I'm having trouble getting from u_s to u_(ss). Could someone elaborate on that part a great deal. I'm pretty sure I get the rest. It's just the partial differentiation algebra which confuses me.

Even for the u_s part: I'm pretty sure f_x is a partial derivative but is x_s also a apartial derivative (to use the first summand of u_s as an example)?

Any input would be greatly appreciated!

Thanks in advance!

Re: Chain Rule with Partial Derivatives Question

The important thing to remember is that both $\displaystyle f'_x(x,y)$ and $\displaystyle f'_y(x,y)$ depend on both x and y, and in turn s and t.

$\displaystyle u=f(x,y)=f(e^s\cos t, e^s \sin t)$

$\displaystyle u'_s = \frac{\partial f}{\partial x}\frac{\partial x}{\partial s}+\frac{\partial f}{\partial y}\frac{\partial y}{\partial s}=f'_xe^s \cos t + f'_y e^s\sin t$

$\displaystyle u''_{ss}=\frac{\partial }{\partial s}\left (f'_xe^s \cos t + f'_y e^s\sin t \right) = \frac{\partial }{\partial s}\left( f'_xe^s \cos t \right)+\frac{\partial }{\partial s}\left( f'_y e^s\sin t \right)$

I'm only going to do one of the above to show you how it's done.

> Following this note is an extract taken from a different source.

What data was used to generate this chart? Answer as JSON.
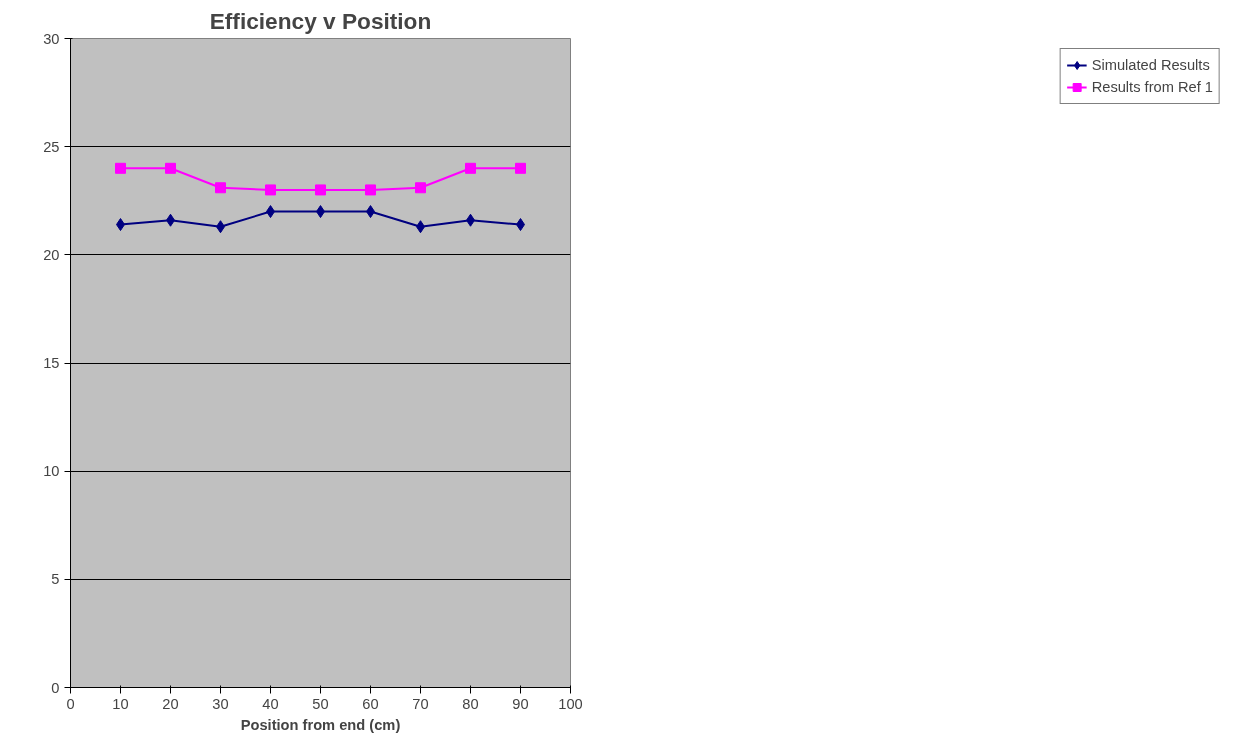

$\displaystyle \frac{\partial }{\partial s}\left( f'_xe^s \cos t \right)=\frac{\partial }{\partial s}\left (f'_{x}\right)e^s\cos t + f'_x\frac{\partial }{\partial s}\left(e^s \cos t \right)=$

$\displaystyle \left \[ f''_{xx} \frac{\partial x}{\partial s} + f''_{xy}\frac{\partial y}{\partial s} \right \]e^s \cos t +f'_x e^s \cos t =$

$\displaystyle f''_{xx}e^{2s}\cos^2 t + f''_{xy}e^{2s}\cos t \sin t + f'_x e^s \cos t$